Таков был перекрестный огонь восторгов, вопросов, аханья и замечаний, которые с некоторого времени волновали петербургский beau monde. Российские дамы православного вероисповедания, обыкновенно почивавшие сладким и безмятежным сном во время собственной обедни, наперерыв спешили теперь вместе с петербургскими католичками слушать элоквенцию рèrе Вильмена. И точно: слушали и умилялись. Хотя рèrе Вильмен, случалось, ораторствовал почти по два битых часа, но дамы все-таки слушали и умилялись или по крайней мере старались достойным образом изображать вид сердечного умиления. То-то была выставка благочестивых, восторженных, кокетливо тронутых экспрессией лиц и утренних нарядов! Диагональный ли столб солнечного света, падавший из купола вовнутрь прохладного храма, густые ли звуки органных аккордов, сливавшиеся с звучными голосами певцов итальянской оперы, производили на православных петербургских дам такое умиление, или же умилялись они просто потому, что так следует, потому что «cela еtait à la mode[172]?» – наверное не знаем, но полагаем, что последнее предположение имеет на своей стороне большую долю вероятия и даже истины.

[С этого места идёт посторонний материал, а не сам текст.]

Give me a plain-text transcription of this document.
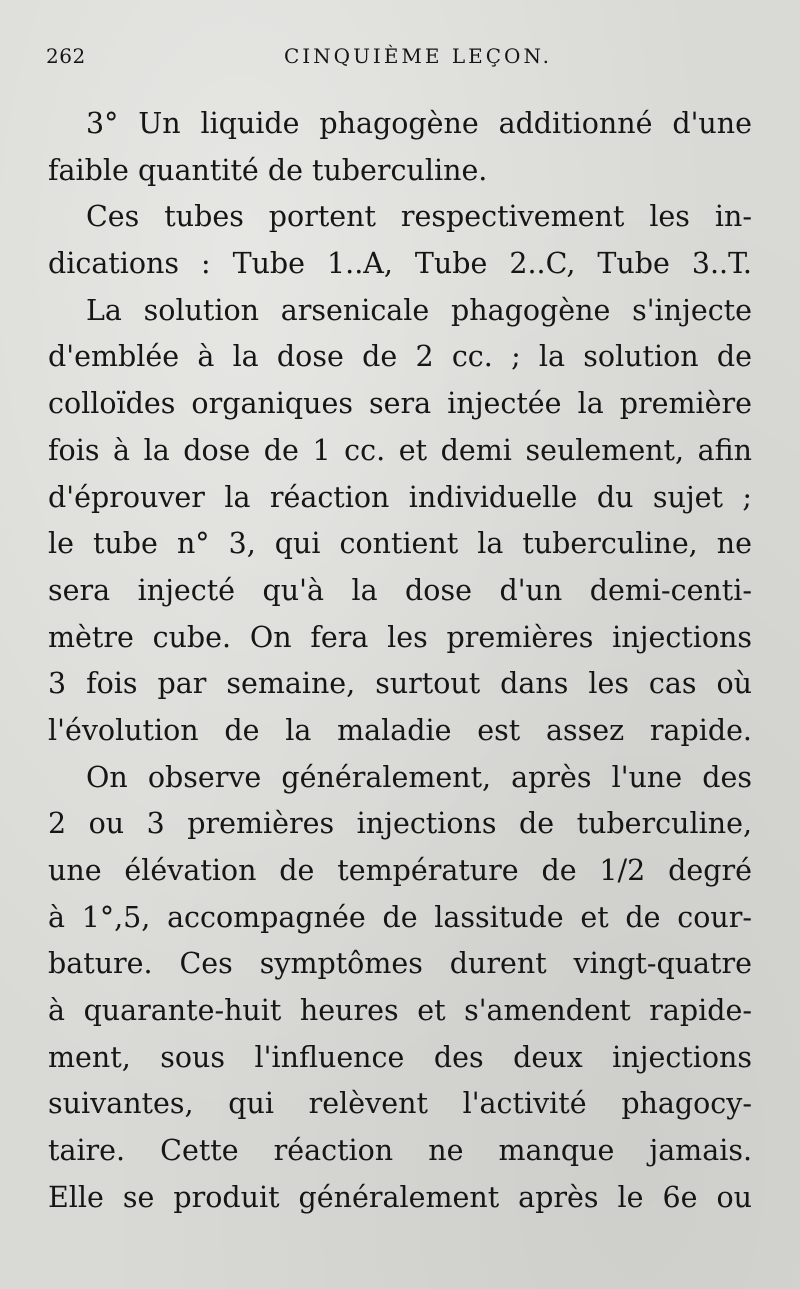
262	CINQUIÈME LEÇON.
3° Un liquide phagogène additionné d'une
faible quantité de tuberculine.
Ces tubes portent respectivement les in-
dications : Tube 1..A, Tube 2..C, Tube 3..T.
La solution arsenicale phagogène s'injecte
d'emblée à la dose de 2 cc. ; la solution de
colloïdes organiques sera injectée la première
fois à la dose de 1 cc. et demi seulement, afin
d'éprouver la réaction individuelle du sujet ;
le tube n° 3, qui contient la tuberculine, ne
sera injecté qu'à la dose d'un demi-centi-
mètre cube. On fera les premières injections
3 fois par semaine, surtout dans les cas où
l'évolution de la maladie est assez rapide.
On observe généralement, après l'une des
2 ou 3 premières injections de tuberculine,
une élévation de température de 1/2 degré
à 1°,5, accompagnée de lassitude et de cour-
bature. Ces symptômes durent vingt-quatre
à quarante-huit heures et s'amendent rapide-
ment, sous l'influence des deux injections
suivantes, qui relèvent l'activité phagocy-
taire. Cette réaction ne manque jamais.
Elle se produit généralement après le 6e ou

Когда рèrе Вильмен, смиренно опустя очи долу и сложив на груди свои руки, пробирался к кафедре, выражение его физиономии носило разительную печать иезуитизма, оно так и напоминало собою одну из гравюр Каульбаха к гетевскому «Reineke-Fuchs»[173], на которой сей знаменитый Рейнеке изображен в ту минуту, как он в иезуитском костюме и в смиренно-мудрой позе изволит выслушивать от петуха-прокурора формальное чтение своего приговора. Но, взойдя на кафедру, риrе Вильмен преображался. Когда, ощутивши достаточную дозу экстаза, он кидал громы своего красноречия – облик его принимал совсем иной характер: он напоминал собою грозно-вдохновенный, сурово-фанатический лик Савонаролы. Жесты его принимали величественность пафоса, черные глаза как-то углублялись и метали искры, а громкие французские фразы лились неудержимо-театральным потоком.
И дамы плакали и умилялись.
Зато по окончании проповеди и службы или в светской гостиной с рèrе Вильменом совершалась новая метаморфоза. Здесь как-то сама собою проступала на первый план его умеренная толстота, с маленьким, но солидным брюшком пятидесятилетнего человека, и плавную, изящную речь его всегда сопровождали методическая понюшка душистого табаку «rapè» и самая благодушная улыбка. Он так и напоминал собою блаженной памяти придворных французских аббатов восемнадцатого века. Так и казалось, что вот-вот возьмет он флейту, сядет к пюпитру и разыграет арию моцартовского «Дон Жуана» или из «Волшебной флейты» или продекламирует отрывок из Расина, а не то, пожалуй, под шумок, с самым добродушным видом, расскажет вам нечто во вкусе Лакло и Кребийона-сына.